The feds sent the city $2.7 million for the project’s first phase, covering surveying and engineering costs for Springfield Canal improvements in the neighborhoods of Cloverdale and Carver Village, a historically Black neighborhood dating to 1948 and listed on the National Register of Historic Places.
After reviewing the first phase’s deliverables, FEMA will release $27.3 million for construction work related to future Springfield Canal basin projects.
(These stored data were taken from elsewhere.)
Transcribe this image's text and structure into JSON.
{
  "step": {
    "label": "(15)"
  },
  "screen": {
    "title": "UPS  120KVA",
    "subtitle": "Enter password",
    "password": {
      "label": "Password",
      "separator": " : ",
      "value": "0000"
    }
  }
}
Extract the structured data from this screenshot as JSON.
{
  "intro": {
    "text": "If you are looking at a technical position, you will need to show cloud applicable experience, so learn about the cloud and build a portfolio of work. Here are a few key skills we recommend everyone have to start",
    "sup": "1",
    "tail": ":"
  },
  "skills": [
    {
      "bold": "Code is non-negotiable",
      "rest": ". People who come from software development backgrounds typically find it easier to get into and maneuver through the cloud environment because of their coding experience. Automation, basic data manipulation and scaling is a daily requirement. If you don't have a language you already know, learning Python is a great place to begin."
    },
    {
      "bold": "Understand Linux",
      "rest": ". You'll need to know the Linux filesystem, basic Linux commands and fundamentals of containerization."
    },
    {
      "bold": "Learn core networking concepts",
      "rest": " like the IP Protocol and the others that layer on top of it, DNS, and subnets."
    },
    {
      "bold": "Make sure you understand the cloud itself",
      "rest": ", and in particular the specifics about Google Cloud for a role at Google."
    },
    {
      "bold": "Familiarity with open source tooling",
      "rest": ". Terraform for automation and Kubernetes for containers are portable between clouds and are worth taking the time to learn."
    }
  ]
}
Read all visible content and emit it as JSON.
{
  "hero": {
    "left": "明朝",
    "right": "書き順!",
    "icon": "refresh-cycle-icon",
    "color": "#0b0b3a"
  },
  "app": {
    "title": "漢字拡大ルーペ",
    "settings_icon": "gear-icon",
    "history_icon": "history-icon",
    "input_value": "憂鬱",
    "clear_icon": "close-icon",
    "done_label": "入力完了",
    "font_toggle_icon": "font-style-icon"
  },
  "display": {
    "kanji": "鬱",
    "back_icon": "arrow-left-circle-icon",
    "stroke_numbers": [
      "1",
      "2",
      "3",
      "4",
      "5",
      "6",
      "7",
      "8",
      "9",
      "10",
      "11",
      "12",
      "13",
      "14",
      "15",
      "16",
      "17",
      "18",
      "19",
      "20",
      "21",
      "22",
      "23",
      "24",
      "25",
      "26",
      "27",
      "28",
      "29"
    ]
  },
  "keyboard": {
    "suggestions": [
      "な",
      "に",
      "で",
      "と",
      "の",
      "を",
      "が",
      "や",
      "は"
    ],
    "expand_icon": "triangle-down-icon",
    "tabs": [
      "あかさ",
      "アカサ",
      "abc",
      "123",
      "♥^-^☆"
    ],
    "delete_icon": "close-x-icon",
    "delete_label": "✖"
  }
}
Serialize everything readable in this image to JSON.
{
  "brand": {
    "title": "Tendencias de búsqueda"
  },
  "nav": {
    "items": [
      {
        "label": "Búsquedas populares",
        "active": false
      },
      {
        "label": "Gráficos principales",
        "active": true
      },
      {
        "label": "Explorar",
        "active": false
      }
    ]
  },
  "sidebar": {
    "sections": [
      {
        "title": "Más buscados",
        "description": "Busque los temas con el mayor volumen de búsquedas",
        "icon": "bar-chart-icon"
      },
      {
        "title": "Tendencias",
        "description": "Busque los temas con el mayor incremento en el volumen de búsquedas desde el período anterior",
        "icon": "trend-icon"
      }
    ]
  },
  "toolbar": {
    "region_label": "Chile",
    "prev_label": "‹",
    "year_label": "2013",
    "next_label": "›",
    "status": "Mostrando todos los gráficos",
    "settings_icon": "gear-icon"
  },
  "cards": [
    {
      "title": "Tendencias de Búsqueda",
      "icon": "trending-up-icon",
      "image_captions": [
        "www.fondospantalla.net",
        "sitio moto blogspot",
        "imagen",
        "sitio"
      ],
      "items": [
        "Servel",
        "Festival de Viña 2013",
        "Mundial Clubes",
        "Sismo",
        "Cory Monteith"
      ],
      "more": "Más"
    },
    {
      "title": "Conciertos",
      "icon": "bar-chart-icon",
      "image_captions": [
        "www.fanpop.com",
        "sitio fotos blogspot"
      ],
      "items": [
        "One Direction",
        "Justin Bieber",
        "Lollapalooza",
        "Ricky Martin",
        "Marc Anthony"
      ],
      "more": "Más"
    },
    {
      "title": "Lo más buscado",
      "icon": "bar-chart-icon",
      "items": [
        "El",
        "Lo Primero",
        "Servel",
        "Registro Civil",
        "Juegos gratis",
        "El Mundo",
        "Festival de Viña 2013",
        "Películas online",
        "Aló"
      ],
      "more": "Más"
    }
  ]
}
The city will kick in another $12 million for the project.
Savannah Mayor Van R. Johnson II called it a “historic moment” for the city “as we continue to tackle issues of flooding in the Carver Village and Cloverdale neighborhoods.”
“We have done a lot over the years to address historic flooding around the Springfield Canal but with this federal assistance we will be able to initiate mitigation of flooding issues that will benefit these neighborhoods and the entire Westside of Savannah for generations to come,” Johnson said.
The federal tax dollars were awarded under the Justice40 Initiative, a federal initiative that aims to direct spending “to secure environmental justice and spur economic opportunity for disadvantaged communities that are marginalized, underserved, and overburdened by pollution,” the city said in a news release.